柳生獣兵衛、降臨

 番外地の中心近くへと、突如天から降り来たった一条の稲光。

 しかしわずかに数人、その正体を見極めた者が居た。


「あれは……長を殺した雷剣!」


 番外地外れの山の中。

 片腕を失う深手を負いながら、強運とすら言うのもはばかる確率で生き残った夜烏の一人。


「見えた。刀が見えた」


 未だ渦中で忍者刀を振るう者。

 かつて長唄に面を叩き割られた、髭面の忍び。


「出るか……柳生獣兵衛……」


 番外地のいずことも知れぬ川岸。

 帯刀した、白い着流しの浪人。


 そして。


「まさか、本命が現れるとは……」


 今まさに雷を見た、忍装束の中村剣兵衛。


「来やがった……」


 獣兵衛を憎む、朱鞘の大太刀を担ぐ男。浄瑠璃長唄。


 そのすべての視線が、雷の向こうに立つ男へと捧げられる。


 しかしその男は。

 ボサボサ長髪に無精髭、擦り切れ服の異様な男は。

 全員に目もくれず、大きく口を開いた。


「有象無象どもぉ!」


 ビリビリと、番外地全土に響かんばかりの怒声。

 長唄が、剣兵衛が。ただちに臨戦態勢に入る。

 だが獣兵衛が発したのは、彼らの想定を上回る言葉だった。


「眠りを遮る小鼠どもが居たかと思えば、あっちこっちで小鳥がピーチクパーチク! うるっせぇたらありゃしねえ。おまけに話を聞けば、幕府が俺の首に百金だぁ? くだらねえ。くだらなすぎて、あくびが出そうだ。ここで待っててやるから、雁首揃えて討ちに来やがれ!」


 抱える鬱屈を、全部解き放ったが如き長口上。

 それだけ告げると獣兵衛は、どっかとその場に座り込んだ。


 ***


 一条の雷光が、巨体戦闘を強引に打ち切った。

 巨体同士がぶつかる、その只中を突き抜けた雷は、今は一本の刀に戻っている。

 問題は、その雷光に撃ち抜かれた両者だった。


 まずは埴輪武人像だ。

 目を赤く光らせ、番外地を破壊せんとばかりに暴れていた十五尺の巨体。

 しかし今は、無力な青年の姿へと変じていた。武人像が、力を失ったのだろう。


 続いて、鋼鉄はがね丸だ。

 こちらは深刻だった。
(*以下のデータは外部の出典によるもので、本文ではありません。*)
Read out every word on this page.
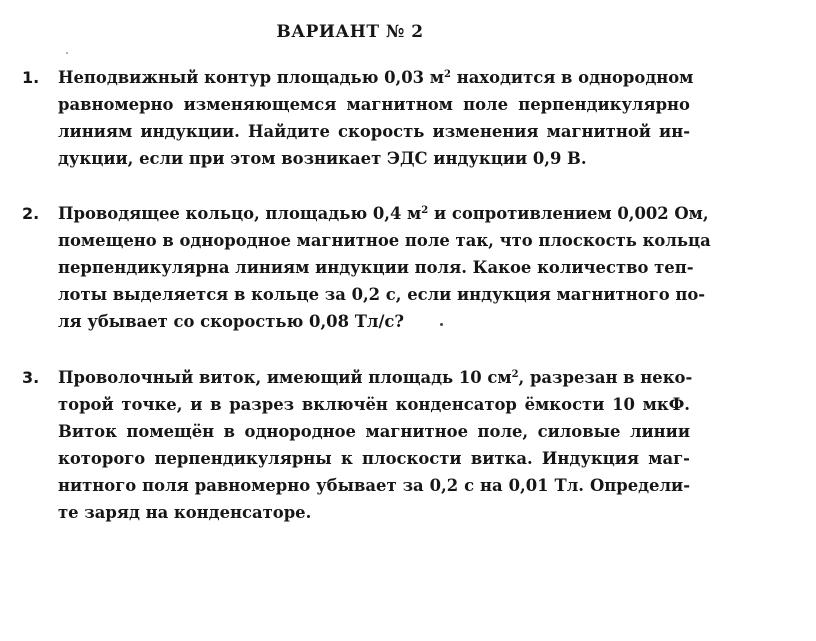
ВАРИАНТ № 2
1.	Неподвижный контур площадью 0,03 $м^2$ находится в однородном
равномерно изменяющемся магнитном поле перпендикулярно
линиям индукции. Найдите скорость изменения магнитной ин-
дукции, если при этом возникает ЭДС индукции 0,9 В.
2.	Проводящее кольцо, площадью 0,4 $м^2$ и сопротивлением 0,002 Ом,
помещено в однородное магнитное поле так, что плоскость кольца
перпендикулярна линиям индукции поля. Какое количество теп-
лоты выделяется в кольце за 0,2 с, если индукция магнитного по-
ля убывает со скоростью 0,08 Тл/с?
3.	Проволочный виток, имеющий площадь 10 $см^2$, разрезан в неко-
торой точке, и в разрез включён конденсатор ёмкости 10 мкФ.
Виток помещён в однородное магнитное поле, силовые линии
которого перпендикулярны к плоскости витка. Индукция маг-
нитного поля равномерно убывает за 0,2 с на 0,01 Тл. Определи-
те заряд на конденсаторе.
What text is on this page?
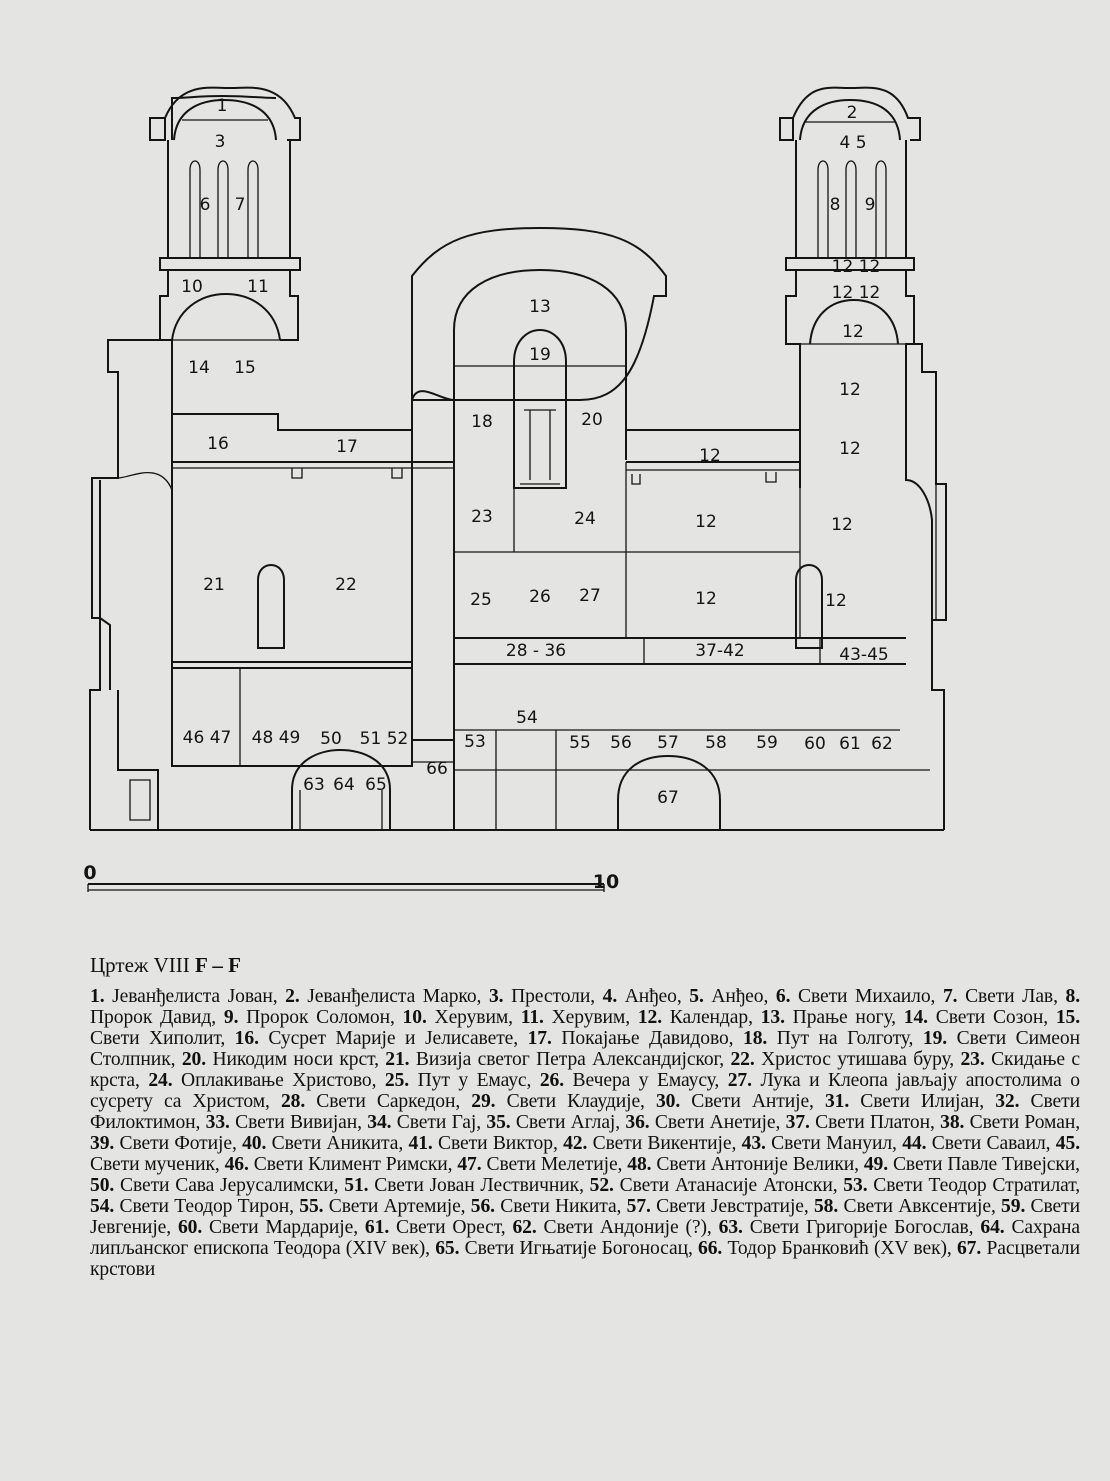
0	10
1	2
3	4 5
6 7	8 9
10	11
12 12
12 12
12
12
12
12
12	12
12	12
13
14 15
16	17
18
19
20
21	22
23	24
25 26 27
28 - 36	37-42	43-45
46 47 48 49 50 51 52	53
54
55 56 57 58 59 60 61 62
63 64 65
66
67
Цртеж VIII F – F
1. Јеванђелиста Јован, 2. Јеванђелиста Марко, 3. Престоли, 4. Анђео, 5. Анђео, 6. Свети Михаило, 7. Свети Лав, 8. Пророк Давид, 9. Пророк Соломон, 10. Херувим, 11. Херувим, 12. Календар, 13. Прање ногу, 14. Свети Созон, 15. Свети Хиполит, 16. Сусрет Марије и Јелисавете, 17. Покајање Давидово, 18. Пут на Голготу, 19. Свети Симеон Столпник, 20. Никодим носи крст, 21. Визија светог Петра Александијског, 22. Христос утишава буру, 23. Скидање с крста, 24. Оплакивање Христово, 25. Пут у Емаус, 26. Вечера у Емаусу, 27. Лука и Клеопа јављају апостолима о сусрету са Христом, 28. Свети Саркедон, 29. Свети Клаудије, 30. Свети Антије, 31. Свети Илијан, 32. Свети Филоктимон, 33. Свети Вивијан, 34. Свети Гај, 35. Свети Аглај, 36. Свети Анетије, 37. Свети Платон, 38. Свети Роман, 39. Свети Фотије, 40. Свети Аникита, 41. Свети Виктор, 42. Свети Викентије, 43. Свети Мануил, 44. Свети Саваил, 45. Свети мученик, 46. Свети Климент Римски, 47. Свети Мелетије, 48. Свети Антоније Велики, 49. Свети Павле Тивејски, 50. Свети Сава Јерусалимски, 51. Свети Јован Лествичник, 52. Свети Атанасије Атонски, 53. Свети Теодор Стратилат, 54. Свети Теодор Тирон, 55. Свети Артемије, 56. Свети Никита, 57. Свети Јевстратије, 58. Свети Авксентије, 59. Свети Јевгеније, 60. Свети Мардарије, 61. Свети Орест, 62. Свети Андоније (?), 63. Свети Григорије Богослав, 64. Сахрана липљанског епископа Теодора (XIV век), 65. Свети Игњатије Богоносац, 66. Тодор Бранковић (XV век), 67. Расцветали крстови
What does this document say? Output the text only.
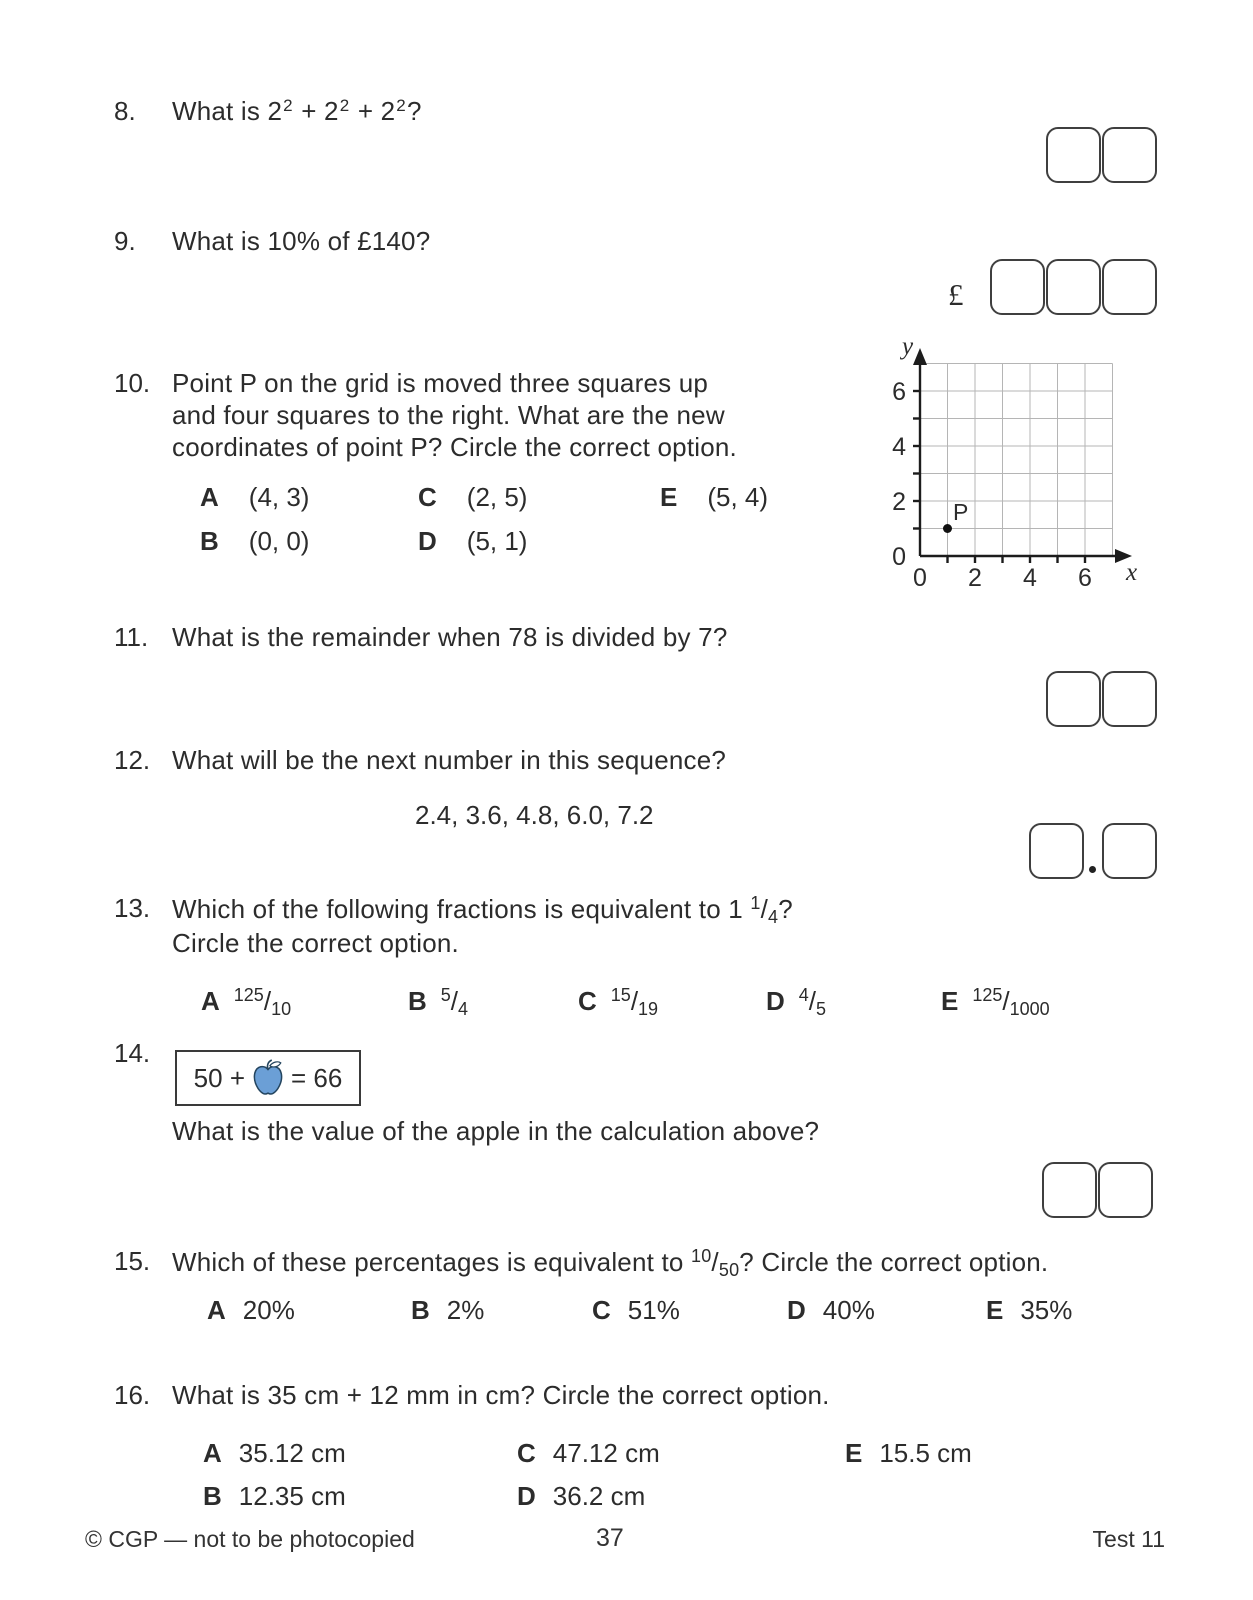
8. What is $2^2 + 2^2 + 2^2$?
9. What is 10% of £140?
£
10. Point P on the grid is moved three squares up
and four squares to the right. What are the new
coordinates of point P? Circle the correct option.
A (4, 3)	C (2, 5)	E (5, 4)
B (0, 0)	D (5, 1)
6
4
2
0
0 2 4 6
y
x
P
11. What is the remainder when 78 is divided by 7?
12. What will be the next number in this sequence?
2.4, 3.6, 4.8, 6.0, 7.2
13. Which of the following fractions is equivalent to 1 $^1$/4?
Circle the correct option.
A $^{125}$/10	B $^5$/4	C $^{15}$/19	D $^4$/5	E $^{125}$/1000
14.
50 + = 66
What is the value of the apple in the calculation above?
15. Which of these percentages is equivalent to $^{10}$/50? Circle the correct option.
A 20%	B 2%	C 51%	D 40%	E 35%
16. What is 35 cm + 12 mm in cm? Circle the correct option.
A 35.12 cm	C 47.12 cm	E 15.5 cm
B 12.35 cm	D 36.2 cm
© CGP — not to be photocopied	37	Test 11
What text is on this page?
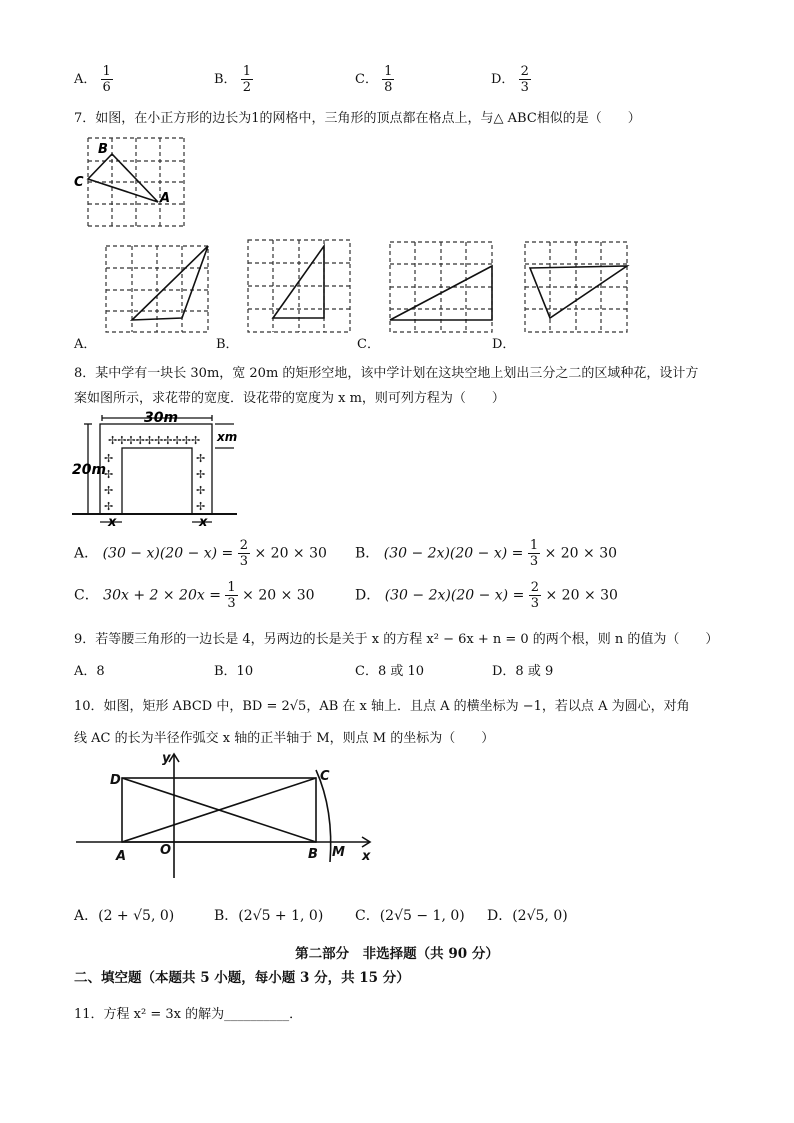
A． $\frac{1}{6}$	B． $\frac{1}{2}$	C． $\frac{1}{8}$	D． $\frac{2}{3}$
7．如图，在小正方形的边长为1的网格中，三角形的顶点都在格点上，与△ ABC相似的是（　　）
B
C
A
A．	B．	C．	D．
8．某中学有一块长 30m，宽 20m 的矩形空地，该中学计划在这块空地上划出三分之二的区域种花，设计方
案如图所示，求花带的宽度．设花带的宽度为 x m，则可列方程为（　　）
✢✢✢✢✢✢✢✢✢✢
✢
✢
✢
✢
✢
✢
✢
✢
30m
20m
xm
x	x
A． $(30 - x)(20 - x) = \frac{2}{3} \times 20 \times 30$ B． $(30 - 2x)(20 - x) = \frac{1}{3} \times 20 \times 30$
C． $30x + 2 \times 20x = \frac{1}{3} \times 20 \times 30$	D． $(30 - 2x)(20 - x) = \frac{2}{3} \times 20 \times 30$
9．若等腰三角形的一边长是 4，另两边的长是关于 x 的方程 x² − 6x + n = 0 的两个根，则 n 的值为（　　）
A．8	B．10	C．8 或 10	D．8 或 9
10．如图，矩形 ABCD 中，BD = 2√5，AB 在 x 轴上．且点 A 的横坐标为 −1，若以点 A 为圆心，对角
线 AC 的长为半径作弧交 x 轴的正半轴于 M，则点 M 的坐标为（　　）
y
x
D	C
A	O	B M
A．(2 + √5, 0)	B．(2√5 + 1, 0) C．(2√5 − 1, 0) D．(2√5, 0)
第二部分　非选择题（共 90 分）
二、填空题（本题共 5 小题，每小题 3 分，共 15 分）
11．方程 x² = 3x 的解为__________．
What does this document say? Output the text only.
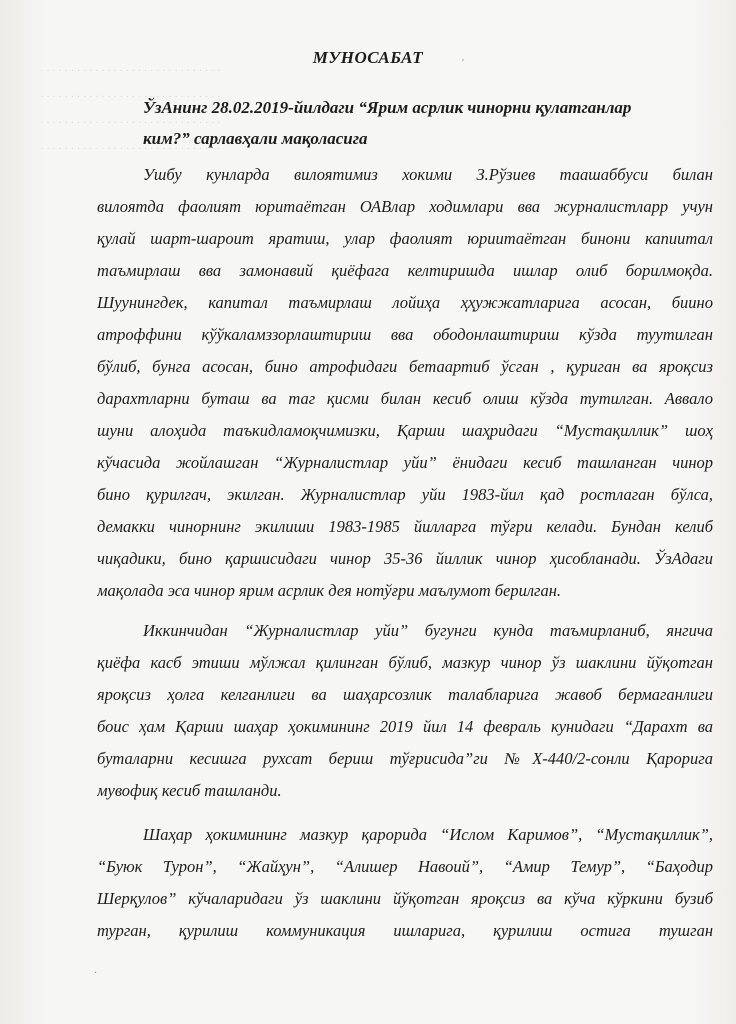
. . . . . . . . . . . . . . . . . . . . . . . . . . . . . .
. . . . . . . . . . . . . . . . . . . . . . . . . . . . . .
. . . . . . . . . . . . . . . . . . . . . . . . . . . . . .
. . . . . . . . . . . . . . . . . . . . . . . . . . . . . .
МУНОСАБАТ
ЎзАнинг 28.02.2019-йилдаги “Ярим асрлик чинорни қулатганлар
ким?” сарлавҳали мақоласига
Ушбу кунларда вилоятимиз хокими З.Рўзиев таашаббуси билан
вилоятда фаолият юритаётган ОАВлар ходимлари вва журналистларр учун
қулай шарт-шароит яратиш, улар фаолият юриитаётган бинони капиитал
таъмирлаш вва замонавий қиёфага келтиришда ишлар олиб борилмоқда.
Шуунингдек, капитал таъмирлаш лойиҳа ҳҳужжатларига асосан, биино
атроффини кўўкаламззорлаштириш вва ободонлаштириш кўзда туутилган
бўлиб, бунга асосан, бино атрофидаги бетаартиб ўсган , қуриган ва яроқсиз
дарахтларни буташ ва таг қисми билан кесиб олиш кўзда тутилган. Аввало
шуни алоҳида таъкидламоқчимизки, Қарши шаҳридаги “Мустақиллик” шоҳ
кўчасида жойлашган “Журналистлар уйи” ёнидаги кесиб ташланган чинор
бино қурилгач, экилган. Журналистлар уйи 1983-йил қад ростлаган бўлса,
демакки чинорнинг экилиши 1983-1985 йилларга тўғри келади. Бундан келиб
чиқадики, бино қаршисидаги чинор 35-36 йиллик чинор ҳисобланади. ЎзАдаги
мақолада эса чинор ярим асрлик дея нотўғри маълумот берилган.
Иккинчидан “Журналистлар уйи” бугунги кунда таъмирланиб, янгича
қиёфа касб этиши мўлжал қилинган бўлиб, мазкур чинор ўз шаклини йўқотган
яроқсиз ҳолга келганлиги ва шаҳарсозлик талабларига жавоб бермаганлиги
боис ҳам Қарши шаҳар ҳокимининг 2019 йил 14 февраль кунидаги “Дарахт ва
буталарни кесишга рухсат бериш тўғрисида”ги №Х-440/2-сонли Қарорига
мувофиқ кесиб ташланди.
Шаҳар ҳокимининг мазкур қарорида “Ислом Каримов”, “Мустақиллик”,
“Буюк Турон”, “Жайҳун”, “Алишер Навоий”, “Амир Темур”, “Баҳодир
Шерқулов” кўчаларидаги ўз шаклини йўқотган яроқсиз ва кўча кўркини бузиб
турган, қурилиш коммуникация ишларига, қурилиш остига тушган
′
·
両腕の剣が大地へとこぼれ落ち、その形のまま、地面に突っ伏していた。

 はたして、狂狂四郎くるいきょうしろうは無事なのか。


「疾ッ!」


 柳生獣兵衛があぐらをかき、時が止まったかのように凍りついた空間。

 頭を切り替え、最初に動いたのは、中村剣兵衛だった。

 軽功を駆使し、風の如く走る。


 目的は獣兵衛か? 否。彼は武人像の跡地を目指していた。

 今ここで獣兵衛を狙っても、怒りを増幅させるのみ。

 それよりも、やるべきことがあった。



うるさいぞ、羽虫」


 獣兵衛が、一言漏らす。同時に、鼻をつくような悪臭が剣兵衛を襲った。

 いかに身体が鋼となろうと、気体を相手には無為となる。

 されど剣兵衛には、策があった。


「失敬。されど」


 懐から取り出すは、鉄製の面頬。素早く口元に引っ掛ける。

 鼻から下が、装甲に覆われた。

 いかな悪臭といえども、吸い込まなければ効き目は皆無!


「こちらの二名は、もはや戦意なし。離脱、許し給え」


「……ハン」


 獣兵衛が鼻を鳴らす。

 それを了承ととらえた剣兵衛は、手際よく青年を小脇に抱え、続いて鋼鉄丸の操縦席を蹴り開けた。

 結果として、ものの数分で救出劇は終わりを告げた。


「……」


 これを見て、長唄が動いた。

 彼の宿命は、柳生獣兵衛の殺害にある。

 一族の恨みを、すすがねばならなかった。


「柳生獣兵衛」


 だからこそ、長唄は己に強いて数歩進んだ。口を開いた。

 大太刀を握り、声を掛けた。


「待つと言っておろうが」


 しかし獣兵衛は、圧をもって長唄に応えた。

 獣兵衛を囲うように膨らんだそれは、制空圏と言い換えても過言ではなかった。


「うっ」


 未だ十歩以上の距離があるというのに、長唄は足を止めてしまった。否、動けなかった。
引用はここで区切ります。